Opinión

El taxi amarillo

Por: Eiffel Ramírez Avilés (*)

Existe un taxista en Lima cuyo auto es de color amarillo y el capó muy largo. No suele haber taxis amarillos en la ciudad, así que esa vez lo paré con el dedo y le pedí que me llevara al Real Felipe. El conductor tenía una evidente calvicie, aunque unas breves canas brillosas todavía le remataban las sienes. Mientras surcaba las calles y encontraba atajos, le hice la siguiente pregunta: «¿Por qué el invierno en Lima no se terminaba?» Aunque en el fondo de mi pecho resonaba otra: «¿Por qué usted va en un auto amarillo en una ciudad gris?» El taxista me respondió esto y lo otro, pero lo que más me llamó la atención es que él podía reconocer el fin del invierno. «Las poncianas, dijo, mire las poncianas; siguen aún sin florecer. Cuando empiecen a brotar, el invierno se irá». ¿Eso es todo? ¿Un hombre puede detectar el cambio de estación por el cambio que se produce en unos árboles?
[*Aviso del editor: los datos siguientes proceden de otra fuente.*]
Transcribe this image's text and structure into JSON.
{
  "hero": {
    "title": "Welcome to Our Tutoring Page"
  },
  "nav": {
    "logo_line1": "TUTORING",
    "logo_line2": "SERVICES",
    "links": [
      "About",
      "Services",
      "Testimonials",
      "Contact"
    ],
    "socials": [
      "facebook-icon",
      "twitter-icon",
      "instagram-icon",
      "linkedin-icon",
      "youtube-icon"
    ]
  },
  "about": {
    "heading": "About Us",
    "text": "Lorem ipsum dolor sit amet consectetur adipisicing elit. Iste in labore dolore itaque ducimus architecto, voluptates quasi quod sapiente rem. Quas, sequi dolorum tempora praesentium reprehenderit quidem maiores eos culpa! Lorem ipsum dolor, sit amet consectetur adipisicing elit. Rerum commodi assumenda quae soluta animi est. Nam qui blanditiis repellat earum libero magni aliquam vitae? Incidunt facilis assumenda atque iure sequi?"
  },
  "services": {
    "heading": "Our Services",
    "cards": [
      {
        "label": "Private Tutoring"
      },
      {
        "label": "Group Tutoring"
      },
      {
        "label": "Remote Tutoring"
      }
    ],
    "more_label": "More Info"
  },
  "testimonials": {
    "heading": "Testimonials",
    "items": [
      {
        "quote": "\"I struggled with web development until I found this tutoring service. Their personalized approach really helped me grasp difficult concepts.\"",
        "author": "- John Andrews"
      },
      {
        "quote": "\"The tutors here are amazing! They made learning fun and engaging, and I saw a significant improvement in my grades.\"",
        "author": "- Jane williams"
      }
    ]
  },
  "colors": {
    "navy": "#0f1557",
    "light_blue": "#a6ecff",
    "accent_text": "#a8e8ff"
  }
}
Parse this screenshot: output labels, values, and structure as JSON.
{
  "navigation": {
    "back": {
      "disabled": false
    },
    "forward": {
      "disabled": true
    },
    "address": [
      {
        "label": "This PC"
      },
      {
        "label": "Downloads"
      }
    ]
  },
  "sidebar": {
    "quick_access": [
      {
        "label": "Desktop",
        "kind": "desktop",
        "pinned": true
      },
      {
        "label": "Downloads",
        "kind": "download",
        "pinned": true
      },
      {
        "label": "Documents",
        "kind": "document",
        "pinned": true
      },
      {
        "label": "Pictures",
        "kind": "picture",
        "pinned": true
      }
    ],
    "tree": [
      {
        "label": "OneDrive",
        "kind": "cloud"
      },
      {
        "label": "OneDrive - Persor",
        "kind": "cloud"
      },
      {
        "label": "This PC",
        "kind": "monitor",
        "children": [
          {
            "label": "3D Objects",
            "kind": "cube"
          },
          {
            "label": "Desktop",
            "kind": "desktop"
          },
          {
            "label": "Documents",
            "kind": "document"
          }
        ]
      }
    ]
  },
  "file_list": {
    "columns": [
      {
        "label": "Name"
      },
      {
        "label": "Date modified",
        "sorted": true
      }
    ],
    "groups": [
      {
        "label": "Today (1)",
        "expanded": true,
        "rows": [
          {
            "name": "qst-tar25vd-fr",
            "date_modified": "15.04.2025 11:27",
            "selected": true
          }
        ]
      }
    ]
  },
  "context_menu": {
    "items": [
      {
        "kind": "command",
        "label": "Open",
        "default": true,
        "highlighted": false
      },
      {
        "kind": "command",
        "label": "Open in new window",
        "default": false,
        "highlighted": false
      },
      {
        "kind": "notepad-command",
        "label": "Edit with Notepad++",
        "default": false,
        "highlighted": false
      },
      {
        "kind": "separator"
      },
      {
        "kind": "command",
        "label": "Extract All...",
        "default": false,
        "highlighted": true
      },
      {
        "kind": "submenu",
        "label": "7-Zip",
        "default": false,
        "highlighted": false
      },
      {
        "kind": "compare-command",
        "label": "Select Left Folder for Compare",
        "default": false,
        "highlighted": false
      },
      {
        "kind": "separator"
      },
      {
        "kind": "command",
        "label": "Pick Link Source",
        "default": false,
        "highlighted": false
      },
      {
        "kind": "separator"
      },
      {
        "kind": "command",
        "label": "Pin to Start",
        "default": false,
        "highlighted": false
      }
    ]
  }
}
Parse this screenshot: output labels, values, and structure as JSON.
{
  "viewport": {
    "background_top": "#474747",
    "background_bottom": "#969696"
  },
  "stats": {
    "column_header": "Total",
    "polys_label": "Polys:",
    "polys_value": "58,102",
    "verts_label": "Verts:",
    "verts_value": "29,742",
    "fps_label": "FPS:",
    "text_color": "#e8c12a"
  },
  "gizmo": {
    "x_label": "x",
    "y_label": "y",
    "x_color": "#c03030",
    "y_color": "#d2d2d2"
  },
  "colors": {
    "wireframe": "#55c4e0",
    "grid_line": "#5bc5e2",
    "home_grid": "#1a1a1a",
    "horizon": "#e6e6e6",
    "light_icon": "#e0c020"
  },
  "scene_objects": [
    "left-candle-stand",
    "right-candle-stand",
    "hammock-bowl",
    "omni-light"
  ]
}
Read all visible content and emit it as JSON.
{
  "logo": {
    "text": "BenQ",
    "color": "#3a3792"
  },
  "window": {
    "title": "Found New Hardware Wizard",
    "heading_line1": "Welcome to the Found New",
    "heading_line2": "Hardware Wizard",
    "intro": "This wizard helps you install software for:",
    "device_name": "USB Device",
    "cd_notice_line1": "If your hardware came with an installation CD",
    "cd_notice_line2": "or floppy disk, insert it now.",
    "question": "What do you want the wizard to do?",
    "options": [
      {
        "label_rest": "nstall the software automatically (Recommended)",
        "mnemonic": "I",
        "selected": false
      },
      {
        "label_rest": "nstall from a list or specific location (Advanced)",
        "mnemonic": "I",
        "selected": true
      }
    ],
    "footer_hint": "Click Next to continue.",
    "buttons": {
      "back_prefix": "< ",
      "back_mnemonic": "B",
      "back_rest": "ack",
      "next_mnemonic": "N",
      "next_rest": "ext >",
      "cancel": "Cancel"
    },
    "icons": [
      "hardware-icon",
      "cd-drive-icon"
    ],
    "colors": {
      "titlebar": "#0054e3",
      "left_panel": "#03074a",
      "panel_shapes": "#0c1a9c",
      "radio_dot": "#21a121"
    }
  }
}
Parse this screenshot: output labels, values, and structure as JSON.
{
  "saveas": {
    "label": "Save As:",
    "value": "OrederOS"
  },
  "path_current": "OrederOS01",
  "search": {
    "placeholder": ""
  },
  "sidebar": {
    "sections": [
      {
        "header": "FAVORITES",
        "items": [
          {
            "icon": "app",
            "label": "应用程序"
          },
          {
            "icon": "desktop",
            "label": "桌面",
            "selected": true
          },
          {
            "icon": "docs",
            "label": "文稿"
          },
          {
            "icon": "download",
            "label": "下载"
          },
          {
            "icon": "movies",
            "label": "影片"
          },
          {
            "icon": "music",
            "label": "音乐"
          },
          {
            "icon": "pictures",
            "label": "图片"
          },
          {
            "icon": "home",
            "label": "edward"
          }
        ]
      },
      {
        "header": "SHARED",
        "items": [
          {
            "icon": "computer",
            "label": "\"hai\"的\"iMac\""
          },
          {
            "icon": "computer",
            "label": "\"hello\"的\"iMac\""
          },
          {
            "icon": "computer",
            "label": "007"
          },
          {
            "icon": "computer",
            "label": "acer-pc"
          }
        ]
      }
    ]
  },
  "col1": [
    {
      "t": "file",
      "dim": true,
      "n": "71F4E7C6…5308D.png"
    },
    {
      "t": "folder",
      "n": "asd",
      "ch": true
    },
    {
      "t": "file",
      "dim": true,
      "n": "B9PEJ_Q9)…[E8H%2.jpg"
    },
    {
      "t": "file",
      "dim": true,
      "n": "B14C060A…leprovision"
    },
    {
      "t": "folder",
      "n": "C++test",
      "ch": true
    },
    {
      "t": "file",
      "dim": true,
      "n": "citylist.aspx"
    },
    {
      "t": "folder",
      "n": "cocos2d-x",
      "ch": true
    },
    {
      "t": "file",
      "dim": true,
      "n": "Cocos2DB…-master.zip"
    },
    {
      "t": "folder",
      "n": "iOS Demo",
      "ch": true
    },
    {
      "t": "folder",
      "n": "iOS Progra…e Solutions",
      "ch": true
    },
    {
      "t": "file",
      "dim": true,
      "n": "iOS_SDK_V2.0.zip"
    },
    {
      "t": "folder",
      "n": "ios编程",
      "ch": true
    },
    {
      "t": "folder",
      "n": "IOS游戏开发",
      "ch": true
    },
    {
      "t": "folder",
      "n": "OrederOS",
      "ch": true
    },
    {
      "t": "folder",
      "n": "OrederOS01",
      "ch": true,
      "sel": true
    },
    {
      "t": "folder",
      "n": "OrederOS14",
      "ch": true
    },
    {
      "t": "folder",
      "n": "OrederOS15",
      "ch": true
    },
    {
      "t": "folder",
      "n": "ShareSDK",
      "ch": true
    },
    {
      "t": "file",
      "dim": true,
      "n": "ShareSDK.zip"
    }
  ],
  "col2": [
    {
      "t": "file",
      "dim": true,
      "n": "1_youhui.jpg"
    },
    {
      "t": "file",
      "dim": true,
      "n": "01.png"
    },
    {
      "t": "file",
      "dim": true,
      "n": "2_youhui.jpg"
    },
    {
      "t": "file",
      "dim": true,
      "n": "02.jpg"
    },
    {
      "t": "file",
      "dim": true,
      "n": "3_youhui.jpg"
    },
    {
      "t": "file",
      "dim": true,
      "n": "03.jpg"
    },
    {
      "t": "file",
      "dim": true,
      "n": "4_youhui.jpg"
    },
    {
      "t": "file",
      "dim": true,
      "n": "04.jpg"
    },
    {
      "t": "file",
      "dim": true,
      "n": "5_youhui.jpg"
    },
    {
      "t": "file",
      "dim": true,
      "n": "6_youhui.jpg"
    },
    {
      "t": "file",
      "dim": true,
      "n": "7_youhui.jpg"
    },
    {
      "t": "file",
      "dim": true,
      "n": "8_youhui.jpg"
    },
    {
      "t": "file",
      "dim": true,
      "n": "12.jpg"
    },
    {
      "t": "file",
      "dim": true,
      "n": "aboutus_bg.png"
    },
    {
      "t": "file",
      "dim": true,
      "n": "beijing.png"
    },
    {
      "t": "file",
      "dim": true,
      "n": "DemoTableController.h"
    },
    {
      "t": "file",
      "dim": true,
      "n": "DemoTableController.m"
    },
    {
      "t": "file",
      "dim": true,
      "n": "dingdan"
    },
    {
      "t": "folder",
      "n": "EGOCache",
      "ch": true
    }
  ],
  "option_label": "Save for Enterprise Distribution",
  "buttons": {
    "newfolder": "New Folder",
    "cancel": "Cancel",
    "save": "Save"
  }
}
La respuesta puede ser sencilla: sí. Pero no me interesa la respuesta en este momento, además de que jamás me han importado las repuestas, sino las preguntas. Y la pregunta que seguía en pie era: ¿cómo este hombre puede olfatear el cambio de estación mediante un árbol, cuando en Lima casi nadie hace caso de los árboles? Los árboles están en los parques; lo sé. Pero decir eso es como decir que los sartenes están en la cocina y ahí deben quedarse. En verdad, los árboles y los arbustos y las plantas deberían estar en todos lados, y así pasa en Lima en realidad: vemos que hay muchas plantas a lo largo de sus asfaltados. Solo que uno esperaría ver un árbol verde o unos tallos con vitalidad, sin embargo, lo que encuentra es una triste maraña hollinada, un alto que es meadero o botadero de estrujadas bolsitas de golosinas.

Un árbol en una avenida principal de la ciudad es un triste espectáculo, y lo que es peor: es nulo, no existe. El hombre moderno o de la urbe es extrañísimo, porque pone de cabeza las categorías filosóficas: no existe para él un árbol, pero sí su vivienda de concreto, el pagaré ya vencido o el ordenador con que trabaja. Por eso mi interés por el taxista: este anda mirando las poncianas, para revelar el cambio en su derredor; es un hombre atento a lo verdaderamente existente; es un catador de la vida, un auténtico lector del universo. Además, con infinita sabiduría, presupone que los árboles no deben estar solo en los parques. Y me atrevería a agregar una última cosa: ese taxista pintó su taxi de amarillo por alguna razón, por algún mensaje. Quizá no podía soportar un invierno gris sin un poco de sol. Sol con ruedas, en este caso. Yo no paré el taxi, sino al revés.

Pero el taxista tan solo me dejó en el Real Felipe. Y encima de este, pude divisar al fin el mar, los botes y una gigante moneda parda cayendo sobre las aguas.